4.5. Connecting the Decompositions to the Local Structural Properties of Coiled Coils
To evaluate how the different decompositions affect the structure of the coiled coil, we employed the CCdb, a non-redundant database of coiled-coil structures analyzed with SamCC-Turbo [
38]. Via geometrical analysis, SamCC-Turbo can quantify local structural properties along the coiled coil. As we were particularly interested in gaining an understanding of how demanding the different decompositions are for building a coiled-coil structure, we focused on local periodicity and radius as two important parameters. We identified the right coiled-coil bundle for each structure by searching in the dataset for the corresponding PDB-ID and aligning start and end positions with a maximal tolerated deviation of four residues for any of the two start and two end positions. To consider this deviation is important, as pinpointing the exact position where the coiled coil starts/ends is to some extent ambiguous.

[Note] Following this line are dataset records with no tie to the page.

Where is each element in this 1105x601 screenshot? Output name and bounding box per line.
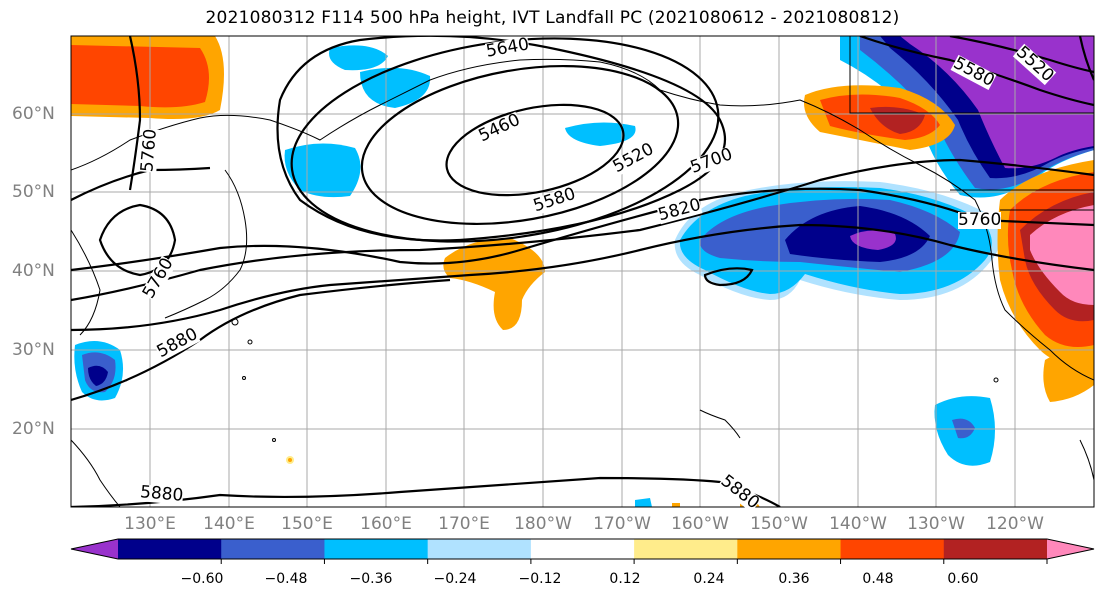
colorbar-cell bbox=[943, 539, 1048, 559]
lon-label: 130°W bbox=[907, 514, 965, 534]
lon-label: 160°E bbox=[360, 514, 412, 534]
colorbar-extend-low bbox=[71, 539, 118, 559]
graticule bbox=[71, 36, 1094, 507]
height-contours bbox=[71, 36, 1094, 507]
coastlines bbox=[71, 36, 1094, 507]
lon-label: 130°E bbox=[124, 514, 176, 534]
colorbar-tick-label: 0.24 bbox=[693, 571, 725, 587]
colorbar-cell bbox=[221, 539, 325, 559]
contour-label: 5880 bbox=[139, 482, 185, 506]
lon-label: 170°W bbox=[593, 514, 651, 534]
colorbar-tick-label: −0.12 bbox=[518, 571, 562, 587]
colorbar-cell bbox=[634, 539, 738, 559]
lon-label: 150°W bbox=[750, 514, 808, 534]
map-frame bbox=[70, 35, 1095, 508]
colorbar-cell bbox=[737, 539, 842, 559]
colorbar-cell bbox=[427, 539, 532, 559]
lon-label: 140°E bbox=[203, 514, 255, 534]
colorbar-tick-label: 0.36 bbox=[778, 571, 810, 587]
colorbar-tick-label: −0.48 bbox=[264, 571, 308, 587]
lon-label: 120°W bbox=[986, 514, 1044, 534]
lat-label: 60°N bbox=[12, 104, 55, 124]
lon-label: 170°E bbox=[438, 514, 490, 534]
colorbar bbox=[70, 538, 1095, 564]
colorbar-tick-label: 0.60 bbox=[947, 571, 979, 587]
colorbar-tick-label: −0.60 bbox=[180, 571, 224, 587]
lat-label: 20°N bbox=[12, 419, 55, 439]
colorbar-cell bbox=[118, 539, 222, 559]
colorbar-tick-label: −0.24 bbox=[433, 571, 477, 587]
colorbar-extend-high bbox=[1047, 539, 1094, 559]
colorbar-tick-label: −0.36 bbox=[349, 571, 393, 587]
colorbar-cell bbox=[840, 539, 945, 559]
lat-label: 50°N bbox=[12, 182, 55, 202]
lat-label: 30°N bbox=[12, 340, 55, 360]
colorbar-tick-label: 0.48 bbox=[862, 571, 894, 587]
lon-label: 150°E bbox=[281, 514, 333, 534]
colorbar-cell bbox=[530, 539, 635, 559]
lon-label: 140°W bbox=[829, 514, 887, 534]
lon-label: 180°W bbox=[514, 514, 572, 534]
contour-label: 5760 bbox=[137, 128, 161, 173]
islands bbox=[231, 318, 999, 442]
lon-label: 160°W bbox=[671, 514, 729, 534]
colorbar-cell bbox=[324, 539, 429, 559]
map-title: 2021080312 F114 500 hPa height, IVT Land… bbox=[205, 8, 900, 28]
contour-label: 5760 bbox=[958, 210, 1002, 230]
lat-label: 40°N bbox=[12, 261, 55, 281]
colorbar-tick-label: 0.12 bbox=[609, 571, 641, 587]
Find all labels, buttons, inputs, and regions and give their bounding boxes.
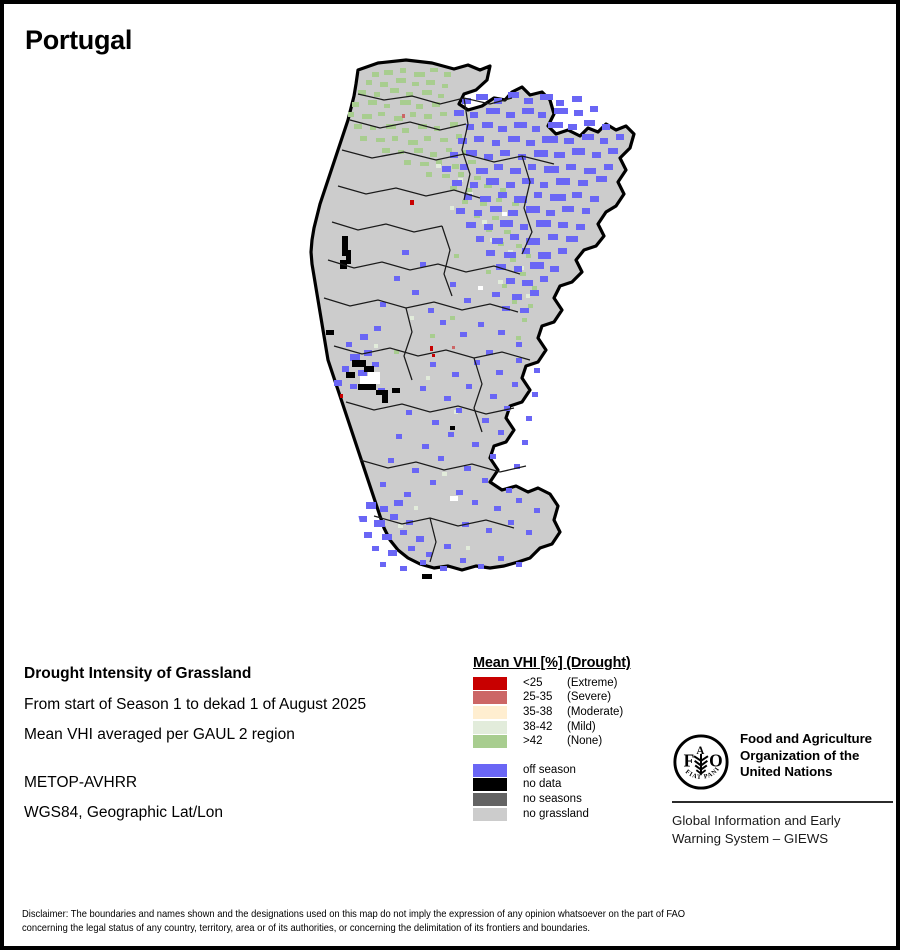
class-severe-pixels	[402, 114, 455, 349]
legend-label-off-season: off season	[523, 763, 576, 776]
legend-row-no-seasons[interactable]: no seasons	[473, 792, 673, 807]
info-heading: Drought Intensity of Grassland	[24, 665, 252, 682]
class-off-season-pixels	[334, 92, 624, 571]
info-period: From start of Season 1 to dekad 1 of Aug…	[24, 695, 367, 713]
class-extreme-pixels	[340, 200, 435, 398]
legend-row-no-grassland[interactable]: no grassland	[473, 807, 673, 822]
legend-row-moderate[interactable]: 35-38 (Moderate)	[473, 705, 673, 720]
fao-branding-block: F O A FIAT PANIS Food an	[672, 731, 897, 848]
fao-name-line1: Food and Agriculture	[740, 731, 872, 746]
legend-label-none: >42 (None)	[523, 735, 603, 748]
legend-gap	[473, 749, 673, 763]
disclaimer-line2: concerning the legal status of any count…	[22, 923, 591, 934]
legend-swatch-mild	[473, 720, 507, 734]
legend-label-severe: 25-35 (Severe)	[523, 691, 612, 704]
info-projection: WGS84, Geographic Lat/Lon	[24, 804, 224, 821]
legend-swatch-moderate	[473, 705, 507, 719]
fao-divider	[672, 801, 893, 803]
fao-name: Food and Agriculture Organization of the…	[740, 731, 872, 781]
legend-label-no-seasons: no seasons	[523, 792, 582, 805]
legend-label-moderate: 35-38 (Moderate)	[523, 705, 624, 718]
svg-text:A: A	[696, 745, 704, 757]
info-spacer	[24, 751, 454, 768]
info-sensor: METOP-AVHRR	[24, 773, 138, 791]
legend-row-mild[interactable]: 38-42 (Mild)	[473, 720, 673, 735]
info-method: Mean VHI averaged per GAUL 2 region	[24, 726, 295, 743]
legend-row-none[interactable]: >42 (None)	[473, 734, 673, 749]
class-none-pixels	[348, 68, 537, 354]
legend-swatch-none	[473, 735, 507, 749]
giews-line1: Global Information and Early	[672, 813, 841, 828]
legend-swatch-no-grassland	[473, 807, 507, 821]
legend-swatch-extreme	[473, 676, 507, 690]
legend-swatch-no-seasons	[473, 792, 507, 806]
legend-label-no-grassland: no grassland	[523, 807, 589, 820]
legend-label-extreme: <25 (Extreme)	[523, 676, 618, 689]
page-title: Portugal	[25, 25, 133, 55]
legend-row-severe[interactable]: 25-35 (Severe)	[473, 691, 673, 706]
fao-name-line2: Organization of the	[740, 747, 860, 763]
disclaimer-line1: Disclaimer: The boundaries and names sho…	[22, 909, 686, 920]
map-gaps	[360, 212, 507, 501]
map-info-block: Drought Intensity of Grassland From star…	[24, 659, 454, 829]
legend-label-mild: 38-42 (Mild)	[523, 720, 596, 733]
giews-system-name: Global Information and Early Warning Sys…	[672, 812, 897, 848]
thematic-pixel-layer	[326, 68, 624, 579]
svg-text:O: O	[709, 751, 723, 771]
svg-text:F: F	[684, 751, 695, 771]
legend-label-no-data: no data	[523, 778, 562, 791]
legend-title: Mean VHI [%] (Drought)	[473, 655, 631, 671]
admin-boundaries-layer	[323, 93, 555, 563]
legend-row-no-data[interactable]: no data	[473, 778, 673, 793]
portugal-map-svg[interactable]	[254, 54, 674, 629]
map-canvas[interactable]	[254, 54, 674, 629]
legend-row-off-season[interactable]: off season	[473, 763, 673, 778]
legend-row-extreme[interactable]: <25 (Extreme)	[473, 676, 673, 691]
legend-swatch-off-season	[473, 763, 507, 777]
giews-line2: Warning System – GIEWS	[672, 831, 829, 846]
fao-header: F O A FIAT PANIS Food an	[672, 731, 897, 791]
map-legend: Mean VHI [%] (Drought) <25 (Extreme) 25-3…	[473, 655, 673, 821]
legend-swatch-no-data	[473, 778, 507, 792]
legend-swatch-severe	[473, 691, 507, 705]
fao-logo-icon: F O A FIAT PANIS	[672, 733, 729, 790]
fao-name-line3: United Nations	[740, 764, 833, 780]
disclaimer: Disclaimer: The boundaries and names sho…	[22, 908, 815, 936]
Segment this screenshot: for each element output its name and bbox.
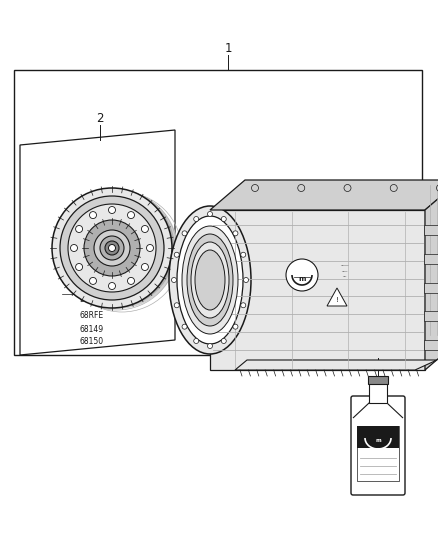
Text: 68149: 68149	[80, 326, 104, 335]
Polygon shape	[235, 360, 437, 370]
Circle shape	[194, 338, 199, 343]
Polygon shape	[20, 130, 175, 355]
Polygon shape	[210, 180, 438, 210]
Bar	[369, 383, 387, 403]
Circle shape	[89, 212, 96, 219]
Text: ____
___
__: ____ ___ __	[340, 262, 348, 278]
Ellipse shape	[55, 190, 175, 308]
Bar	[424, 282, 438, 293]
Text: 3: 3	[51, 252, 59, 264]
Ellipse shape	[187, 234, 233, 326]
Circle shape	[109, 206, 116, 214]
Bar	[424, 254, 438, 264]
Circle shape	[76, 263, 83, 271]
Circle shape	[194, 216, 199, 222]
Bar	[424, 225, 438, 235]
Circle shape	[390, 184, 397, 191]
Text: m: m	[375, 439, 381, 443]
Bar	[424, 340, 438, 350]
Circle shape	[71, 245, 78, 252]
Text: 68150: 68150	[80, 337, 104, 346]
Bar	[368, 376, 388, 384]
Text: 68RFE: 68RFE	[80, 311, 104, 319]
Ellipse shape	[177, 216, 243, 344]
Bar	[424, 311, 438, 321]
Circle shape	[241, 303, 246, 308]
Circle shape	[89, 277, 96, 285]
Text: m: m	[298, 276, 306, 282]
Circle shape	[109, 245, 116, 252]
Circle shape	[105, 241, 119, 255]
Ellipse shape	[182, 226, 238, 334]
Bar	[210, 210, 425, 370]
Ellipse shape	[169, 206, 251, 354]
Bar	[357, 426, 399, 448]
Text: !: !	[336, 297, 339, 303]
Circle shape	[109, 282, 116, 289]
Circle shape	[127, 277, 134, 285]
Circle shape	[233, 324, 238, 329]
Text: 4: 4	[374, 343, 382, 357]
Circle shape	[141, 263, 148, 271]
Bar	[14, 70, 422, 355]
Circle shape	[60, 196, 164, 300]
Circle shape	[100, 236, 124, 260]
Text: 2: 2	[96, 111, 104, 125]
Text: 68RFE: 68RFE	[80, 295, 104, 304]
Circle shape	[127, 212, 134, 219]
Circle shape	[94, 230, 130, 266]
Circle shape	[244, 278, 248, 282]
Circle shape	[174, 252, 179, 257]
Text: 1: 1	[224, 42, 232, 54]
Circle shape	[174, 303, 179, 308]
Circle shape	[221, 338, 226, 343]
Circle shape	[76, 225, 83, 232]
Polygon shape	[425, 180, 438, 370]
Circle shape	[208, 343, 212, 349]
Circle shape	[344, 184, 351, 191]
Polygon shape	[327, 288, 347, 306]
Ellipse shape	[195, 250, 225, 310]
Circle shape	[251, 184, 258, 191]
Circle shape	[437, 184, 438, 191]
Circle shape	[141, 225, 148, 232]
Circle shape	[182, 231, 187, 236]
Circle shape	[208, 212, 212, 216]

Of the 3134 dimeric coiled coils identified with CC+, we were able to retrieve the structural information in CCdb for 2284. These remaining entries in our dataset are confirmed by both databases and are therefore assured to be valid coiled-coil structures.
4.6. Statistics
For assessing whether there is a difference between the structural properties of coiled coils with demanding decompositions, i.e., decompositions with at least one 3 + 3 or 4 + 4 repeat in the distance of knob residues in knobs-into-holes packing, and those with non-demanding decompositions, we employed the ttest_ind function of scipy 1.6.2. This function allows the use of the standard t-test for populations with equal variances or Welch’s t-test for populations, which does not assume equal variances. Accordingly, before the t-test was performed, we made use of the levene function of scipy to test for equal variances of the populations and chose the t-test accordingly.
4.7. Figures
Figure 1 and
Figure 2 were made with Microsoft Excel 2019.
Figure 3 was produced in python’s matplotlib library, version 3.3.4.